開いた扉の隙間から見えた室内の設備に、ここで柳と千里は自分たちを出歯亀よろしく覗き見ていたのだろうことは簡単に察しがついた。こっちは狭くて埃っぽい場所に閉じ込められていたというのに、ソファで寛いでいたのかと思うと少々、いやかなり腹立たしい。
けれどふたりのお節介のおかげで互いの誤解が解け、悠馬との仲も修復どころか進展したのだ。今回ばかりはそこには触れまいと孝臣はひとりため息を吐くだけに留めた。
「ん」
「ありがとう新兎」
「決着がつくまでどれくらいかかるかわかんなかったしね」
「おい、クソうさぎ。俺のスマホは?」
鞄を受け取り目当ての物を探すが見当たらない。視線は鞄に落としたまま孝臣は千里に問いかけた。
「え? ああ、そういえば机に出しっぱにしてたんだっけ。忘れちゃった☆」
「チッ使えねー」
わざとらしく舌を出してウインクする千里にそれだけ言って孝臣は悠馬たちに背を向けた。
「ちょっとーせっかく鞄持ってきてやったのにその態度はなくない?」
「教室に戻るのか? それなら一緒に──」
「いいからお前は先に帰ってろよ。ずっとあんなとこいたんだ、疲れてんだろ」
背後からふたりの声がほぼ同時にかかる。孝臣は首だけ振り向いて悠馬を見やった。
「ほんっとゆまぴには優しいよね~? オレにはお礼のひとつもない癖に」
「うっせ。文句言う前にスマホくらい持ってこい」
「はあ~? ゆまぴ、今の聞いた?」
孝臣のもとへ半端に足を踏み出したまま止まっていた悠馬の腕に千里が抱きつくように自分の腕を絡めるのを視界の端に捉え、不愉快さに眉間にしわが寄る。
「ゆまぴこんなやつほっといて帰ろ帰ろ。最近まともにゆまぴと話せてなかったしオレゆまぴ不足なの。オレのことも構って~」
「獅子丸」
「あ?」
「えっと、また寮で」
「お、おお」
立ち去る前に一言くらい文句を言ってやろうと口を開きかけたところに悠馬から名前を呼ばれる。思わず不機嫌さを全面に滲ませた声が出てしまった。
マズい。
そう思う間もなく悠馬の顔を見れば、言われた本人はさして気にした様子もなくふわりとはにかんで孝臣へ小さく手を振った。
本当に一瞬だった。
それまであった不愉快さも焦りも悠馬のその表情、言葉ひとつで最初からなかったかのように綺麗に消え去ってしまった。

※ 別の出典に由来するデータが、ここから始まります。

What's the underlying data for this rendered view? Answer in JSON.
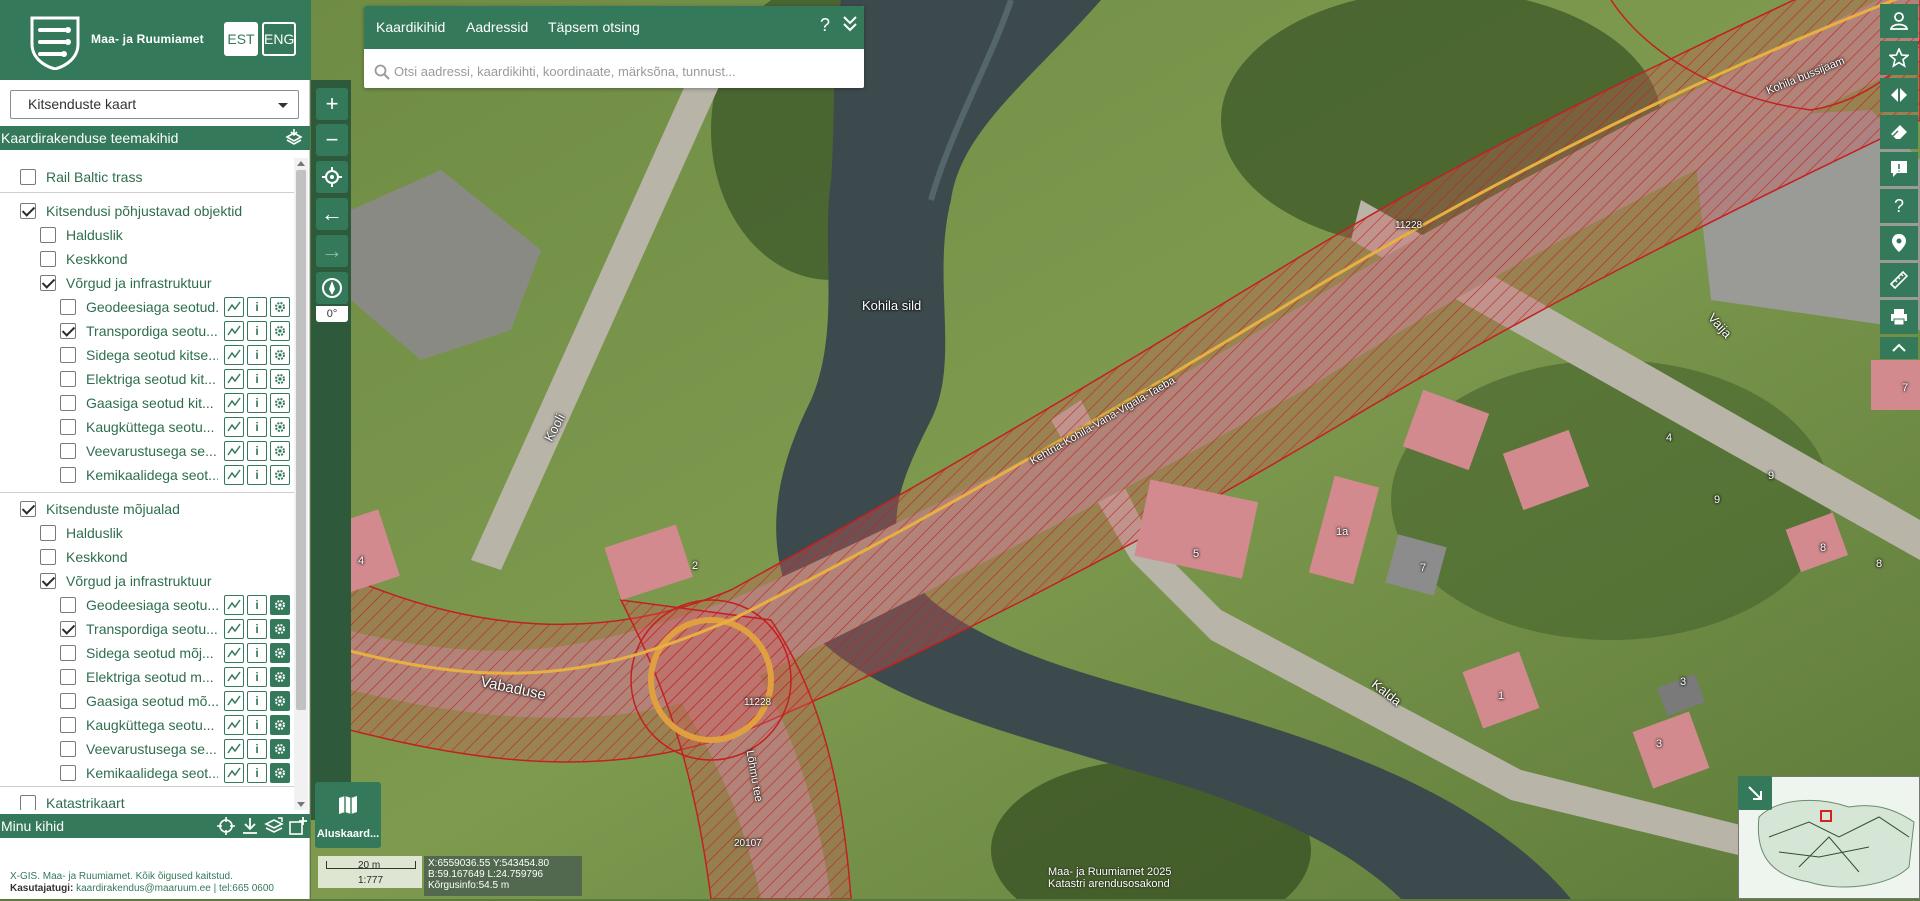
{
  "brand": {
    "name": "Maa- ja Ruumiamet",
    "lang_est": "EST",
    "lang_eng": "ENG"
  },
  "map_select": {
    "value": "Kitsenduste kaart"
  },
  "sections": {
    "thematic_title": "Kaardirakenduse teemakihid",
    "my_layers_title": "Minu kihid"
  },
  "tree": {
    "rail_baltic": "Rail Baltic trass",
    "objects_group": "Kitsendusi põhjustavad objektid",
    "objects_haldus": "Halduslik",
    "objects_keskkond": "Keskkond",
    "objects_vorgud": "Võrgud ja infrastruktuur",
    "objects_items": [
      "Geodeesiaga seotud...",
      "Transpordiga seotu...",
      "Sidega seotud kitse...",
      "Elektriga seotud kit...",
      "Gaasiga seotud kit...",
      "Kaugküttega seotu...",
      "Veevarustusega se...",
      "Kemikaalidega seot..."
    ],
    "zones_group": "Kitsenduste mõjualad",
    "zones_haldus": "Halduslik",
    "zones_keskkond": "Keskkond",
    "zones_vorgud": "Võrgud ja infrastruktuur",
    "zones_items": [
      "Geodeesiaga seotu...",
      "Transpordiga seotu...",
      "Sidega seotud mõj...",
      "Elektriga seotud m...",
      "Gaasiga seotud mõ...",
      "Kaugküttega seotu...",
      "Veevarustusega se...",
      "Kemikaalidega seot..."
    ],
    "katastri": "Katastrikaart"
  },
  "footer": {
    "copyright": "X-GIS. Maa- ja Ruumiamet. Kõik õigused kaitstud.",
    "support_label": "Kasutajatugi:",
    "support_text": "kaardirakendus@maaruum.ee | tel:665 0600"
  },
  "search": {
    "tab_cadastre": "Kaardikihid",
    "tab_address": "Aadressid",
    "tab_advanced": "Täpsem otsing",
    "help": "?",
    "placeholder": "Otsi aadressi, kaardikihti, koordinaate, märksõna, tunnust..."
  },
  "map": {
    "compass_degree": "0°",
    "basemap_label": "Aluskaard...",
    "labels": {
      "bridge": "Kohila sild",
      "street_kooli": "Kooli",
      "street_vabaduse": "Vabaduse",
      "street_kalda": "Kalda",
      "street_vaija": "Vaija",
      "street_lohmu": "Lõhmu tee",
      "road_kohila": "Kohila bussijaam",
      "road_main": "Kehtna-Kohila-Vana-Vigala-Taeba",
      "road_num_1": "11228",
      "road_num_2": "11228",
      "road_num_3": "20107",
      "house_4a": "4",
      "house_2": "2",
      "house_5": "5",
      "house_1a": "1a",
      "house_7": "7",
      "house_4b": "4",
      "house_9a": "9",
      "house_9b": "9",
      "house_8a": "8",
      "house_8b": "8",
      "house_1": "1",
      "house_3a": "3",
      "house_3b": "3",
      "house_7b": "7"
    },
    "scale_length": "20 m",
    "scale_ratio": "1:777",
    "coord_xy": "X:6559036.55 Y:543454.80",
    "coord_bl": "B:59.167649 L:24.759796",
    "coord_height": "Kõrgusinfo:54.5 m",
    "attribution_1": "Maa- ja Ruumiamet 2025",
    "attribution_2": "Katastri arendusosakond"
  },
  "colors": {
    "brand_green": "#34795a",
    "restriction_red": "#d32020"
  }
}
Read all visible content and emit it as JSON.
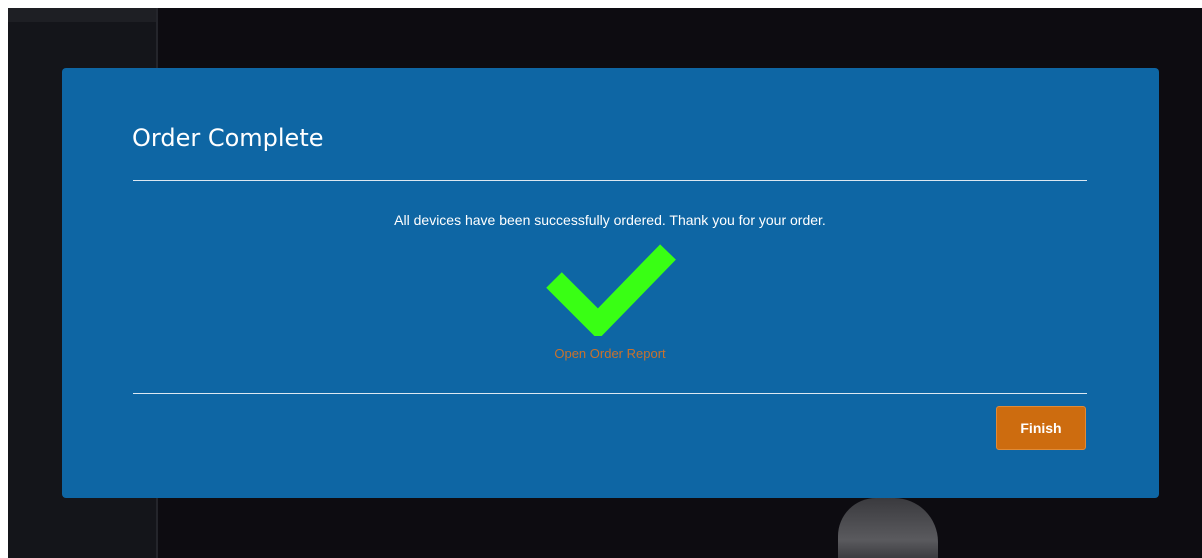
{
  "dialog": {
    "title": "Order Complete",
    "message": "All devices have been successfully ordered. Thank you for your order.",
    "report_link_label": "Open Order Report",
    "finish_label": "Finish",
    "check_icon": "check-mark-icon",
    "colors": {
      "dialog_background": "#0e66a4",
      "check": "#39ff14",
      "link": "#c8722e",
      "finish_button": "#cd6c0f",
      "page_background": "#0d0c11"
    }
  }
}
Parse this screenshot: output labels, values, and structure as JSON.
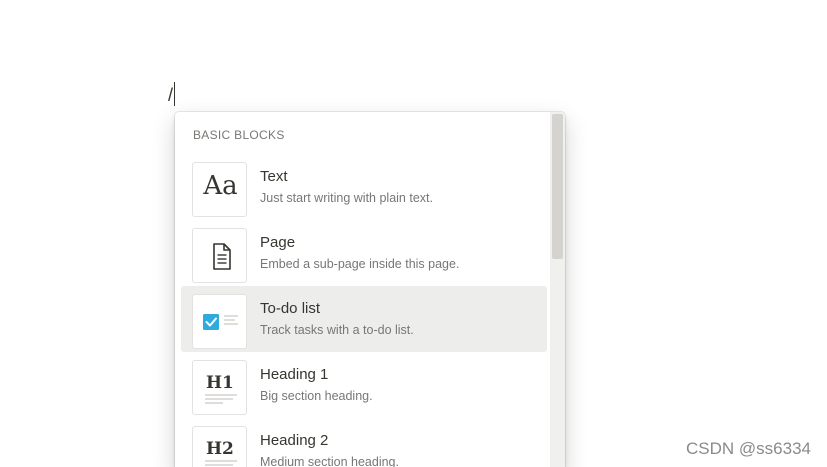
{
  "editor": {
    "typed_text": "/"
  },
  "menu": {
    "section_title": "BASIC BLOCKS",
    "items": [
      {
        "title": "Text",
        "description": "Just start writing with plain text.",
        "icon": "text-aa-icon",
        "thumb_label": "Aa"
      },
      {
        "title": "Page",
        "description": "Embed a sub-page inside this page.",
        "icon": "page-document-icon"
      },
      {
        "title": "To-do list",
        "description": "Track tasks with a to-do list.",
        "icon": "todo-checkbox-icon",
        "selected": true
      },
      {
        "title": "Heading 1",
        "description": "Big section heading.",
        "icon": "heading-1-icon",
        "thumb_label": "H1"
      },
      {
        "title": "Heading 2",
        "description": "Medium section heading.",
        "icon": "heading-2-icon",
        "thumb_label": "H2"
      }
    ]
  },
  "watermark": "CSDN @ss6334",
  "colors": {
    "checkbox_blue": "#2eaadc",
    "selected_bg": "#ededec",
    "text_primary": "#37352f",
    "text_secondary": "#787774"
  }
}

急かす千里に腕を引かれ歩き出した悠馬に孝臣も軽く手を振った。もう悠馬がこちらを振り返ることはきっとないだろうとわかってはいたけれど。
◆
「あった」
教室に戻り自分の席へと向かう。机には放課後、教室を出た時と変わらずスマホが置かれていた。スマホを手に取り素早くチェックする。特に急ぎの連絡などがなさそうなことだけ確認すると踵を返し扉へと歩き出そうとして、不意に先ほどの悠馬の『また』という言葉が脳裏に蘇った。ぴたりと足が止まる。
今までの悠馬ならきっと孝臣がひとり教室へ戻るのにわざわざ付き合おうなんて言い出したりはしなかっただろう。その事実が悠馬の中で自分が確かに特別な存在になったのだと、実感を伴って孝臣の心を喜びで震わせた。
「やべ……」
今更ながらに気恥ずかしくなり孝臣は勝手に緩みそうになる口元を押さえた。触れた箇所が熱い。
「くそっこんな顔じゃ戻れねえだろ」
ダサいとは思いつつ抑えることもできず、ずるずるとその場にしゃがみ込み両手で顔を覆う。指の隙間から洩れる吐息すら熱を持っていて、それは当分冷めてくれそうにはなかった。